Do apelu Benedykta XVI, który wezwał wczoraj o zawieszenie broni w Libii przyłączyli się biskupi Maroka, Algierii, Tunezji i Libii. Regionalna Konferencja Biskupia Afryki Północnej (CERNA) w specjalnym komunikacie przyznała, że w krajach arabskich zachodzą „procesy historycznej ewolucji”. Ponowiła też swój apel o to, aby „znaleźć sprawiedliwe i godne dla wszystkich wyjście z tego bolesnego konfliktu”.
Tekst podpisany przez przewodniczącego CERNA, abp. Vincent’a Landela z Rabatu podkreśla, że niedawne wydarzenia w krajach Maghrebu są „uprawnionym domaganiem się wolności, sprawiedliwości i godności, szczególnie przez młode pokolenie”. Mieszkańcy regionu chcą być traktowani jako odpowiedzialni obywatele, mający możliwość znalezienia pracy, która pozwoli im na godziwe życie, bez konieczności uciekania się do „jakiejkolwiek formy korupcji i klientelizmu”.
Odnosząc się do „wiatru zmian”, jaki wieje obecnie przez Libię, biskupi Afryki Północnej dali wyraz solidarności z biskupami z Trypolisu i Bengazi oraz wszystkimi mieszkańcami tego kraju. Potwierdzili również swój sprzeciw wobec przemocy i wojny.

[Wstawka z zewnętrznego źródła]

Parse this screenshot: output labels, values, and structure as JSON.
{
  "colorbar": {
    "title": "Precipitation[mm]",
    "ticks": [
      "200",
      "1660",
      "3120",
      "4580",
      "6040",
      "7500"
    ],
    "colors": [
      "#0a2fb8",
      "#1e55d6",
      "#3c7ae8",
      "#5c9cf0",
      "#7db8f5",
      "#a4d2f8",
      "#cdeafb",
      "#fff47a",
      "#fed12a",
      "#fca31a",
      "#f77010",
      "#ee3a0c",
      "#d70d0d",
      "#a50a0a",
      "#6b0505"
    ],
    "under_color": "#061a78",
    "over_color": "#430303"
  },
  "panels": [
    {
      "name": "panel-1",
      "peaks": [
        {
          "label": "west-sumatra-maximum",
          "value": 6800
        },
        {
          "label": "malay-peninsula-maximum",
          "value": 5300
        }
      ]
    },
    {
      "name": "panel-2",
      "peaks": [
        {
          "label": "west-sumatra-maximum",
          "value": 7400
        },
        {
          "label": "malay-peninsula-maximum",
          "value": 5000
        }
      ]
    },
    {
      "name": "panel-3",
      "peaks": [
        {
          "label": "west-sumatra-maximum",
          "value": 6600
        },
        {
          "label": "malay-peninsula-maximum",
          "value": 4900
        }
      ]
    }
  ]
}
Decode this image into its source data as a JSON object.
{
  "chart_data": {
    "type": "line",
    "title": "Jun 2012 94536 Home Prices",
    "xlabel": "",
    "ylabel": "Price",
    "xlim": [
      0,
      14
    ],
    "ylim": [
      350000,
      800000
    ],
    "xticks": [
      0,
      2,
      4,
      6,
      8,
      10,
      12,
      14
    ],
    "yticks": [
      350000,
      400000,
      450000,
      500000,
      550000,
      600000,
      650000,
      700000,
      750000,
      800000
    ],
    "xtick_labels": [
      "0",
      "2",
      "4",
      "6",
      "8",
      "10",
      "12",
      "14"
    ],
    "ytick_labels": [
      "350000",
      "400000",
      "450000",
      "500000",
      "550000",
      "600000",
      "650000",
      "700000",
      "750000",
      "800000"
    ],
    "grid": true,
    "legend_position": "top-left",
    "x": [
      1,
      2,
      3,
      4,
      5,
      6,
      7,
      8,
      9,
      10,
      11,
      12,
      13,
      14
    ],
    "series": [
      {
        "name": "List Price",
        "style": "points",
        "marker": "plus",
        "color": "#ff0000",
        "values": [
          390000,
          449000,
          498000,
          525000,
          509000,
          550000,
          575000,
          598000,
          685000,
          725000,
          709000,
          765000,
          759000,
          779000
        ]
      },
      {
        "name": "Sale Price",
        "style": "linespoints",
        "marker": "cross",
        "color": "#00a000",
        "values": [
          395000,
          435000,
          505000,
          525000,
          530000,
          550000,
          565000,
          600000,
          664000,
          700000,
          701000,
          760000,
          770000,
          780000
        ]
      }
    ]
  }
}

– Wiemy, że wojna nie jest żadnym rozwiązaniem, a gdy wybucha, jest tak samo nie do opanowania jak wybuch reaktora jądrowego. Pierwszymi ofiarami są zawsze najubożsi i najbardziej pokrzywdzeni. Ponadto, czy chcemy tego, czy nie, wojna na Bliskim Wschodzie, a teraz w Maghrebie, zawsze będzie interpretowana jako „krucjata”. Pociągnie to za sobą nieuniknione konsekwencje w codziennym współżyciu chrześcijan i muzułmanów - uważają hierarchowie.
Członkowie CERNA proszą o dyplomatyczną mediację w konflikcie i apelują o pomoc humanitarną. Modlą się także do Boga, aby „natchnął odpowiedzialnych za narody do znalezienia drogi prowadzącej do sprawiedliwości i pokoju”.